Here is a bit of code to calculate k vs P(k):

df <- data.frame(table(degree(graph = g))/sum(degree(graph = g)))
df$Var1 <- as.numeric(df$Var1)
colnames(df) <- c("k", "Pk")

Here is a bit of code to calculate k vs C(k):

df <- data.frame(k = degree(graph = g), c = transitivity(graph = g, type = "local"))
df2 <- NULL
for(i in unique(df$k)) {
  df2 <- rbind(df2, c(i, mean(df[df$k==i,]$c, na.rm = TRUE)))
}
colnames(df2) <- c("k", "Ck")
df2 <- data.frame(df2)

Make sure you understand what is going on in the code above! (and feel free to make it nicer - this is admittedly a bit clunky, but it works).


Report question 7: Make log-log plots of k vs P(k) and k vs C(k) with a regression line and paste them into your report.
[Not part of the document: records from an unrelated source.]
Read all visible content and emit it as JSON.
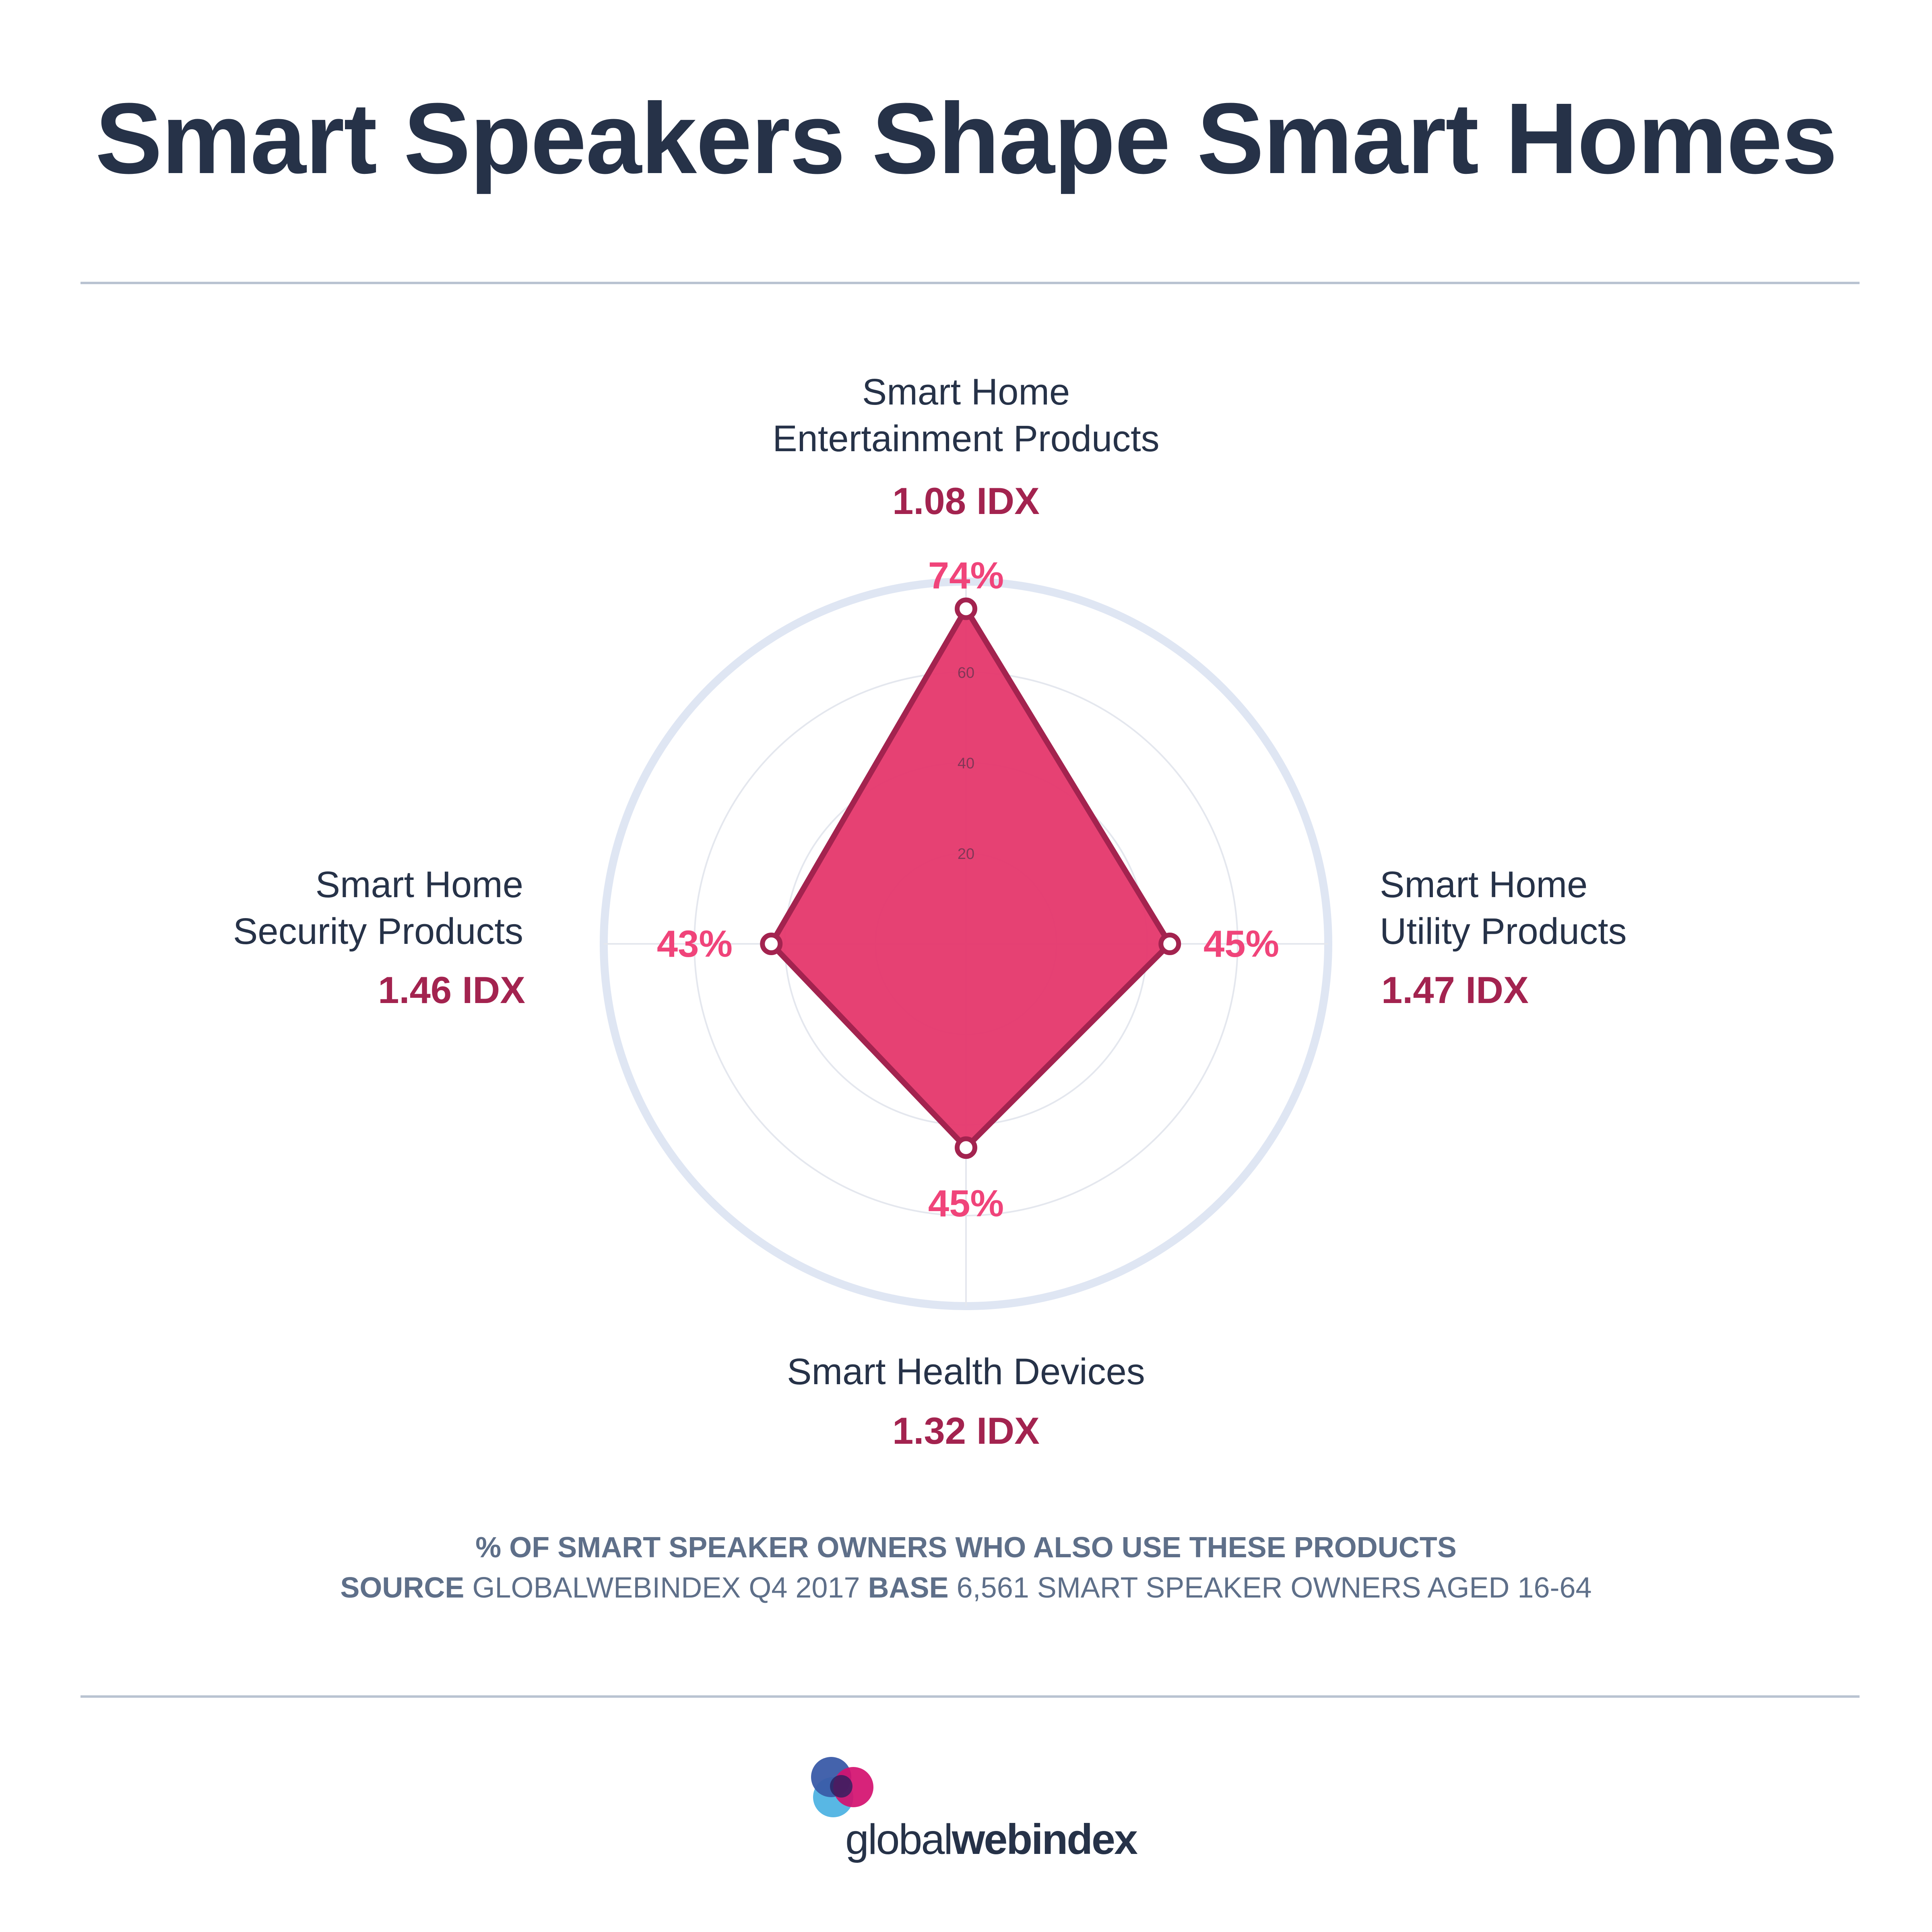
{
  "title": "Smart Speakers Shape Smart Homes",
  "colors": {
    "title": "#263248",
    "fill": "#e5396d",
    "stroke": "#a3234f",
    "percent": "#f0447a",
    "idx": "#a3234f",
    "outer_ring": "#dfe6f3",
    "grid": "#e4e7ee",
    "footnote": "#5e6f89"
  },
  "chart_data": {
    "type": "radar",
    "rmax": 80,
    "grid_rings": [
      20,
      40,
      60
    ],
    "categories": [
      {
        "name_lines": [
          "Smart Home",
          "Entertainment Products"
        ],
        "value": 74,
        "percent_label": "74%",
        "idx_label": "1.08 IDX"
      },
      {
        "name_lines": [
          "Smart Home",
          "Utility Products"
        ],
        "value": 45,
        "percent_label": "45%",
        "idx_label": "1.47 IDX"
      },
      {
        "name_lines": [
          "Smart Health Devices"
        ],
        "value": 45,
        "percent_label": "45%",
        "idx_label": "1.32 IDX"
      },
      {
        "name_lines": [
          "Smart Home",
          "Security Products"
        ],
        "value": 43,
        "percent_label": "43%",
        "idx_label": "1.46 IDX"
      }
    ],
    "tick_labels": [
      "20",
      "40",
      "60"
    ]
  },
  "footnote": {
    "line1": "% OF SMART SPEAKER OWNERS WHO ALSO USE THESE PRODUCTS",
    "source_label": "SOURCE",
    "source_text": "GLOBALWEBINDEX Q4 2017",
    "base_label": "BASE",
    "base_text": "6,561 SMART SPEAKER OWNERS AGED 16-64"
  },
  "logo": {
    "text_light": "global",
    "text_bold": "webindex"
  }
}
Report question 8: Based on the distribution of the node degree and the clustering coefficients, the network structure appears to be random, scale free or hierarchical? (Remember that a hierarchical network is also scale free).

Part IV. Network connectivity

Calculate the network diameter (longest shortest path).

Report question 9: What is the highest number of edges that you need to connect any two nodes in the network?

This phenomenon is known as ‘small-world-network’ and can be found in many real life networks, e.g. the network that connects actors who have appeared in the same movie. You can connect any two actors on http://oracleofbacon.org/. Try, just for fun, with a few actors and see how many edges (movies) that are required to connect them.

Report question 10 (optional and just for fun): What actor gave you the highest bacon number and who was it?